Liberal Democrat Equalities Spokesperson, Baroness Burt of Solihull has emphasised the importance of utilising the incredible talent pool of women across the UK to mark International Women in Engineering Day. 

Baroness Burt urged business leaders within Made in the Midlands and the wider engineering community to seize advantage of the benefits that diversity can provide. She also encouraged female leaders within the sector to blaze a trail for the future generation of female engineers.

The Women’s Engineering Society statistics document found that companies are 15% more likely to perform better if they are gender diverse. The document also revealed that the UK has the lowest percentage of female engineering professionals in Europe, at less than 10%, while Latvia, Bulgaria and Cyprus lead with nearly 30%. 
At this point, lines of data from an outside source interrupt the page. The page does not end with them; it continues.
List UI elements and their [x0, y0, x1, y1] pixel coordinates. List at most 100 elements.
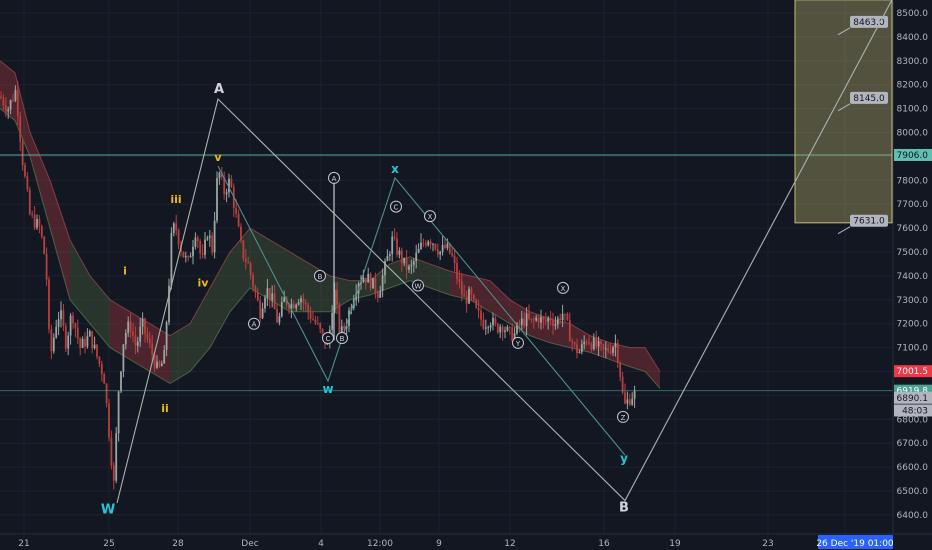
time-tick: 28: [172, 539, 184, 549]
price-tick: 8300.0: [897, 57, 929, 67]
cloud-segment: [50, 180, 70, 300]
candle-body: [38, 219, 41, 226]
circle-label: Z: [621, 414, 626, 422]
candle-body: [463, 294, 466, 297]
candle-body: [76, 327, 79, 339]
candle-body: [364, 277, 367, 283]
candle-body: [105, 383, 108, 404]
candle-body: [266, 288, 269, 298]
target-label-pointer: [837, 103, 851, 112]
candle-body: [136, 341, 139, 346]
circle-label-ring: [557, 281, 569, 294]
candle-body: [40, 225, 43, 237]
candle-body: [168, 285, 170, 323]
wave-label: B: [619, 500, 629, 515]
candle-body: [300, 298, 302, 303]
candle-body: [501, 326, 504, 332]
candle-body: [290, 303, 293, 310]
candle-body: [283, 297, 286, 303]
candle-body: [506, 326, 509, 331]
candle-body: [160, 363, 163, 367]
candle-body: [81, 338, 84, 348]
candle-body: [256, 292, 259, 301]
candle-body: [170, 233, 173, 286]
candle-body: [213, 220, 216, 253]
candle-body: [93, 344, 96, 349]
candle-body: [16, 90, 19, 117]
circle-label: C: [326, 335, 331, 343]
candle-body: [556, 318, 559, 325]
price-tag: 7001.5: [897, 367, 929, 377]
horizontal-levels: [0, 154, 893, 392]
candle-body: [132, 331, 134, 336]
price-axis[interactable]: 8500.08400.08300.08200.08100.08000.07900…: [892, 0, 932, 550]
circle-label-ring: [248, 317, 260, 330]
candle-body: [511, 327, 514, 342]
candle-body: [604, 348, 607, 350]
price-tick: 8200.0: [897, 81, 929, 91]
candle-body: [259, 300, 262, 319]
candle-body: [559, 318, 562, 321]
time-tick: Dec: [241, 539, 258, 549]
candle-body: [583, 341, 586, 345]
candle-body: [417, 248, 420, 253]
price-tick: 7800.0: [897, 176, 929, 186]
candle-body: [513, 333, 516, 342]
candle-body: [537, 317, 540, 323]
candle-body: [247, 261, 250, 264]
candle-body: [309, 312, 312, 320]
candle-body: [96, 344, 98, 357]
candle-body: [420, 242, 422, 249]
candle-body: [410, 264, 413, 267]
candle-body: [244, 258, 247, 262]
candle-body: [393, 236, 396, 239]
candle-body: [103, 374, 106, 384]
candle-body: [535, 317, 538, 321]
candle-body: [408, 266, 410, 270]
candle-body: [360, 282, 362, 284]
cloud-segment: [470, 275, 490, 312]
candle-body: [616, 343, 619, 363]
candle-body: [271, 293, 274, 301]
candle-body: [208, 235, 211, 238]
time-tick: 25: [103, 539, 114, 549]
candle-body: [242, 240, 245, 259]
candle-body: [576, 344, 578, 354]
candle-body: [52, 337, 55, 352]
candle-body: [304, 302, 307, 305]
candle-body: [74, 323, 77, 328]
cloud-segment: [450, 271, 470, 300]
cloud-segment: [630, 347, 645, 372]
candle-body: [624, 392, 626, 404]
candle-body: [381, 275, 384, 291]
candle-body: [204, 239, 206, 255]
candle-body: [331, 312, 334, 330]
cloud-segment: [430, 263, 450, 296]
candle-body: [453, 255, 456, 263]
candle-body: [628, 399, 631, 405]
candle-body: [254, 286, 257, 293]
candle-body: [240, 226, 242, 241]
candle-body: [79, 338, 82, 348]
candle-body: [448, 243, 451, 254]
candle-body: [578, 352, 581, 354]
candle-body: [50, 329, 53, 352]
candle-body: [446, 243, 449, 248]
time-tick: 9: [436, 539, 442, 549]
price-tick: 6800.0: [897, 415, 929, 425]
price-tick: 7200.0: [897, 320, 929, 330]
candle-body: [230, 178, 233, 188]
cloud-segment: [210, 252, 230, 348]
candle-body: [499, 326, 502, 333]
price-tick: 7600.0: [897, 224, 929, 234]
candle-body: [612, 347, 614, 353]
candle-body: [631, 398, 634, 405]
candle-body: [396, 238, 398, 255]
cloud-segment: [530, 311, 550, 343]
candle-body: [504, 330, 506, 332]
candle-body: [182, 251, 185, 258]
candle-body: [199, 241, 202, 254]
candle-body: [470, 288, 473, 295]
Baroness Burt stated: “Gender diversity is very important, there is a business case for having more women, as well as a moral and talent case. If you have different diverse individuals contributing towards a company's success and productivity then it is clear that it is going to be more successful.”

The manufacturing and engineering sector can still be tarnished with the misconception of being ‘a dirty job' which business leaders aim to eradicate to attract more talent. The exponential growth in technology has also led many manufacturers to claim the sector is facing a fourth industrial revolution labelled Industry 4.0 which has removed the limitations that may have previously existed within the sector.
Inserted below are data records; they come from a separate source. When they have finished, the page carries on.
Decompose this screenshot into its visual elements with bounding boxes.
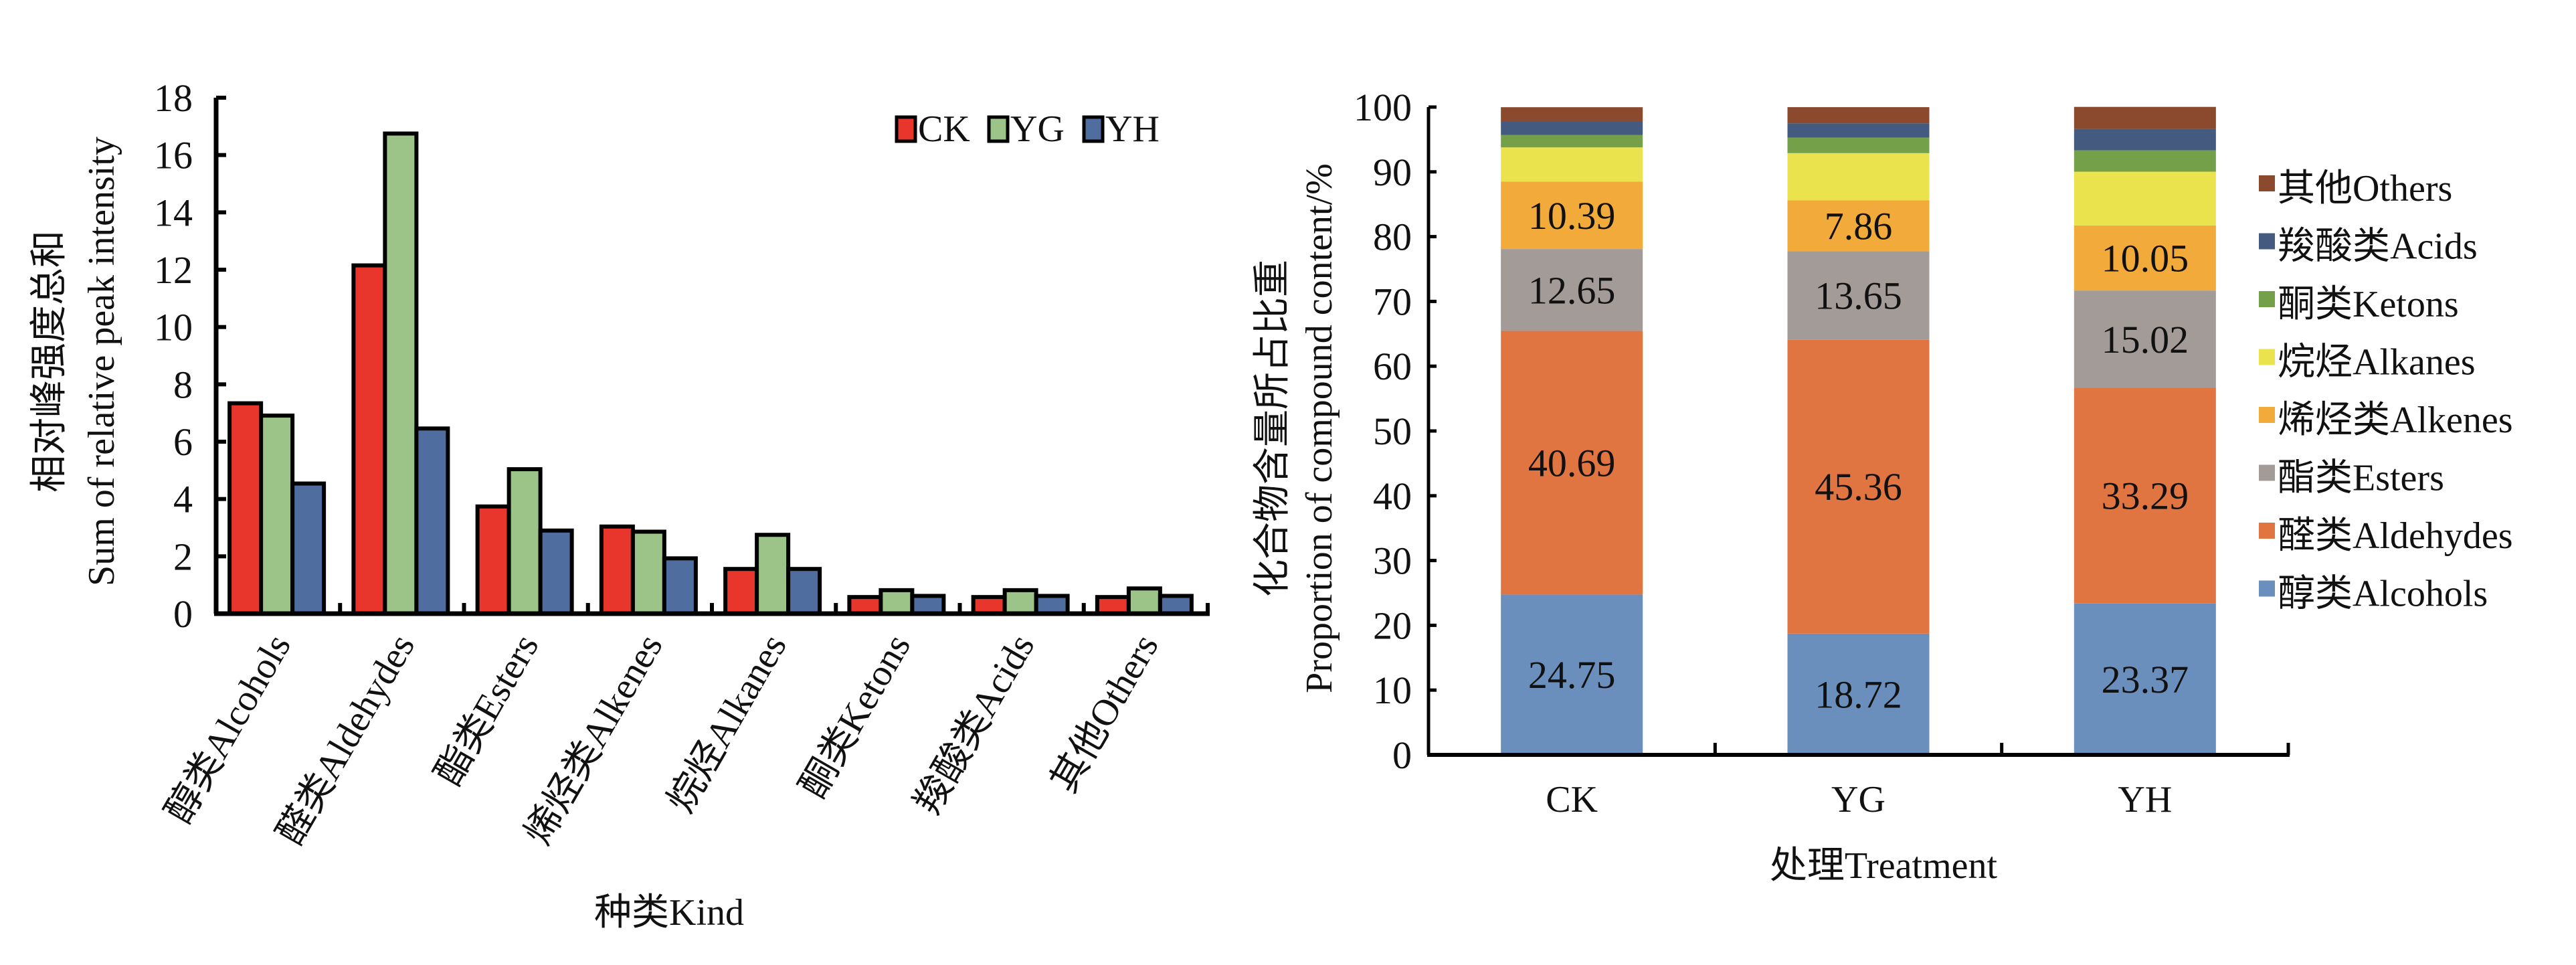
segment-alkenes (2074, 225, 2216, 291)
segment-alkanes (1501, 147, 1643, 182)
segment-alkanes (1787, 153, 1930, 201)
legend-swatch-others (2259, 175, 2275, 191)
legend-swatch-aldehydes (2259, 523, 2275, 539)
y-tick-label: 12 (154, 248, 193, 292)
data-label: 18.72 (1815, 673, 1902, 716)
y-tick-label: 90 (1373, 151, 1412, 194)
y-tick-label: 0 (173, 592, 193, 636)
data-label: 40.69 (1528, 441, 1616, 485)
data-label: 24.75 (1528, 653, 1616, 697)
segment-acids (1501, 121, 1643, 135)
bar-yg (1126, 586, 1162, 616)
data-label: 7.86 (1825, 205, 1893, 248)
data-label: 13.65 (1815, 274, 1902, 318)
y-tick-label: 8 (173, 363, 193, 406)
y-tick-label: 2 (173, 535, 193, 578)
y-tick-label: 60 (1373, 345, 1412, 388)
segment-esters (1787, 251, 1930, 340)
legend-label-ck: CK (918, 108, 970, 150)
segment-ketons (2074, 150, 2216, 172)
bar-ck (599, 524, 635, 616)
y-tick-label: 14 (154, 191, 193, 234)
legend-label-others: 其他Others (2278, 168, 2452, 209)
segment-esters (2074, 290, 2216, 388)
segment-others (1501, 107, 1643, 122)
bars-group: 24.75 40.69 12.65 10.39 18.72 45.36 13.65 7.86 2… (1501, 106, 2216, 755)
legend-swatch-alcohols (2259, 580, 2275, 597)
y-axis-title-cn: 化合物含量所占比重 (1252, 260, 1293, 597)
legend-swatch-esters (2259, 464, 2275, 481)
legend-swatch-ketons (2259, 291, 2275, 307)
x-tick-label: YH (2118, 779, 2172, 820)
x-tick-label: YG (1831, 779, 1885, 820)
y-tick-label: 10 (154, 306, 193, 349)
y-tick-label: 10 (1373, 669, 1412, 712)
segment-alcohols (1501, 594, 1643, 755)
segment-others (2074, 106, 2216, 129)
data-label: 10.39 (1528, 194, 1616, 238)
segment-alkanes (2074, 171, 2216, 226)
data-label: 10.05 (2102, 236, 2189, 280)
legend-label-yg: YG (1010, 108, 1065, 150)
segment-alkenes (1501, 181, 1643, 250)
y-tick-label: 100 (1354, 86, 1412, 129)
legend-label-acids: 羧酸类Acids (2278, 226, 2478, 268)
segment-ketons (1501, 135, 1643, 148)
segment-aldehydes (2074, 387, 2216, 604)
data-label: 33.29 (2102, 474, 2189, 518)
bar-yg (507, 467, 543, 616)
segment-ketons (1787, 137, 1930, 153)
legend-label-alkanes: 烷烃Alkanes (2278, 342, 2476, 383)
y-axis-title-en: Proportion of compound content/% (1299, 163, 1340, 693)
legend-swatch-ck (895, 115, 917, 143)
data-label: 12.65 (1528, 268, 1616, 312)
legend-swatch-alkanes (2259, 349, 2275, 365)
segment-esters (1501, 249, 1643, 331)
y-axis-title-cn: 相对峰强度总和 (29, 230, 70, 493)
segment-alcohols (2074, 603, 2216, 755)
segment-aldehydes (1787, 339, 1930, 634)
legend-swatch-yg (987, 115, 1010, 143)
y-tick-label: 16 (154, 134, 193, 177)
y-tick-label: 50 (1373, 410, 1412, 453)
y-tick-label: 70 (1373, 280, 1412, 323)
segment-others (1787, 107, 1930, 124)
legend: 其他Others 羧酸类Acids 酮类Ketons 烷烃Alkanes 烯烃类Alke… (2259, 168, 2513, 615)
legend-label-alkenes: 烯烃类Alkenes (2278, 400, 2513, 441)
bar-yh (414, 426, 450, 616)
x-axis-title: 种类Kind (594, 892, 744, 934)
legend-label-alcohols: 醇类Alcohols (2278, 574, 2488, 615)
x-axis-title: 处理Treatment (1770, 845, 1998, 887)
y-tick-label: 18 (154, 76, 193, 120)
y-tick-label: 80 (1373, 215, 1412, 259)
legend-label-ketons: 酮类Ketons (2278, 284, 2459, 325)
y-tick-label: 20 (1373, 604, 1412, 647)
legend-label-esters: 酯类Esters (2278, 458, 2444, 499)
segment-alcohols (1787, 633, 1930, 755)
segment-aldehydes (1501, 331, 1643, 595)
legend: CK YG YH (895, 108, 1160, 150)
y-tick-label: 40 (1373, 474, 1412, 518)
x-tick-label: CK (1546, 779, 1598, 820)
legend-label-aldehydes: 醛类Aldehydes (2278, 515, 2513, 557)
segment-acids (2074, 128, 2216, 151)
y-tick-label: 6 (173, 420, 193, 464)
segment-acids (1787, 123, 1930, 138)
legend-swatch-acids (2259, 233, 2275, 250)
segment-alkenes (1787, 200, 1930, 252)
axes-group: CK YG YH 0 10 20 30 40 50 60 70 80 90 100 (1354, 86, 2290, 820)
data-label: 15.02 (2102, 318, 2189, 361)
data-label: 23.37 (2102, 658, 2189, 701)
data-label: 45.36 (1815, 465, 1902, 509)
y-axis-title-en: Sum of relative peak intensity (81, 137, 122, 586)
legend-swatch-alkenes (2259, 407, 2275, 423)
y-tick-label: 30 (1373, 539, 1412, 583)
y-tick-label: 0 (1392, 733, 1412, 777)
legend-swatch-yh (1082, 115, 1105, 143)
legend-label-yh: YH (1105, 108, 1160, 150)
y-tick-label: 4 (173, 478, 193, 521)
Kirsty Davies-Chinnock, Managing Director of Professional Polishing Services stated: “I think there are still misconceptions about the engineering industry, that everything is manual, heavy work and women aren’t physically suited to it. These misconceptions about the industry need to be erased by greater communication and we want to improve the image of the sector to women who want to work within this industry.”  

The Women’s Engineering Society also found that there is now very little gender difference in take up of and achievement in core STEM GCSE subjects. Additionally, only 15.8% of engineering and technology undergraduates in the UK are female. Compared with India: where over 30% of engineering students are women on engineering courses account for over 30% of the students.
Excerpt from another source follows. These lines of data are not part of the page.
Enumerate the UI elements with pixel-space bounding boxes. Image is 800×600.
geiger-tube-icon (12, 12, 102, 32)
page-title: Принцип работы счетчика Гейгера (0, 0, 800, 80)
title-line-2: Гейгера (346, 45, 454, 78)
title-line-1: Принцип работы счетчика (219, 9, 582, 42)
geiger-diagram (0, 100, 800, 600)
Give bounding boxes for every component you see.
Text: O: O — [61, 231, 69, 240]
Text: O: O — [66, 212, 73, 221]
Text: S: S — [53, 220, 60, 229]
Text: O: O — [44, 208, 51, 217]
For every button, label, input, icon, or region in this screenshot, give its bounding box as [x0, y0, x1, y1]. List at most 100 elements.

Karen Drinkwater, Company Director at JSC Rotational said: “I think if we look across the board we are not recruiting enough female engineers. The only way you are going to appeal to future generations is to celebrate the achievements of the women who are already in the industry. If you compare engineering with other competitive industries which A* students go into we need to become all inclusive.” 

International Women in Engineering Day takes place on 23 June annually. This day focuses attention on the amazing careers in engineering and technical roles for girls, and allows the sector to celebrate the achievements of outstanding women engineers.

Baroness Burt concluded: “Women represent more than 50% of the population, so we need to be using their skills, talents and potential in one of the most important professions that we have in this country. It is hugely important to celebrate the achievements of women in engineering today, but we must ensure moving forwards that there is an increase in women taking an interest in this great sector.”